Tuesday, June 8, 2021

Meditations #6

 An empty pageant; a stage play; flocks of sheep, herds of cattle; a tussle of spearmen; a bone flung among a pack of curs; a crumb tossed into a pond of fish; ants, loaded and labouring; mice, scared and scampering; puppets, jerking on their strings - that is life. In the midst of it all you must take your stand, good-temperedly and without disdain, yet always aware that a man's worth is no greater than the worth of his ambitions.

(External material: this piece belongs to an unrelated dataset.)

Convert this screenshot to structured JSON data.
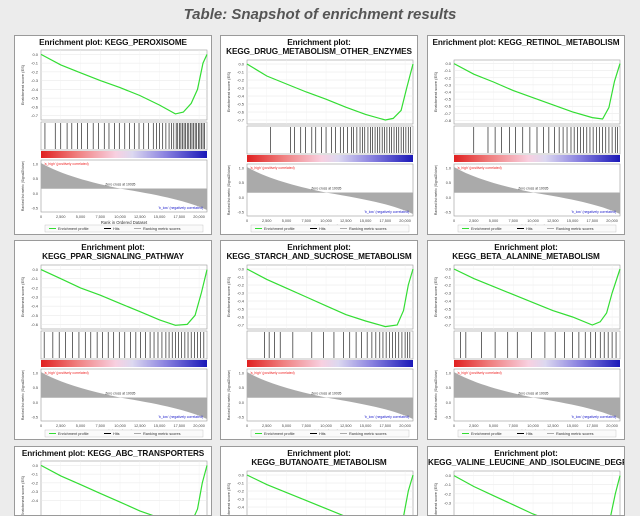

Marcus Aurelius, Meditations, Book Seven


This passage has really stuck with me lately, as I've been struggling mightily on multiple levels. On the one hand it's another one of those great MA descriptions of the general chaos and folly and pointlessness of life (at least an unexamined life), but, typically, it digs deeper. I was talking to a friend recently and I admitted to her that for the first time in my life I was scared, not worried or fretful or stressed, but actually scared. On so many levels my life is crumbling around me: physically (constant pain) and professionally (increasingly my students don't like me and my colleagues are dismissive of me) and emotionally (I'm alone, and I've given up on that front; enough pain is too much pain) and intellectually (the medicine I'm on for my polyneuropathy has left me tired, sluggish, and muddle-headed; I was getting so much writing done before I started it and now that's a distant memory - sure, I can walk better, but I can't seem to put two sentences together). So, what can one do? As MA reminds us, the power of release from life is always in our hands, but we discussed that in another Meditations post. Well, as MA tells us above, you take your stand. Now, if a "man's worth is no greater than the worth of his ambitions," what are my ambitions now? Truthfully, I don't know. My professional ambitions, either through writing or taking students overseas (or even teaching classes that I like), seem to be fading away. This may sound cheesy, but I would like to be with someone, but I can't even begin to imagine that possibility anymore. Maybe one just tries to be of service. Last week I found myself volunteering on three different fronts: the Food Shelf and Techdren and the Islamic Society of Vermont (we'll be opening a free clinic at the ISVT and I'm definitely interested in volunteering there as well). Service to the greater good would be an answer that both MA and Islam would approve. Let's just start there.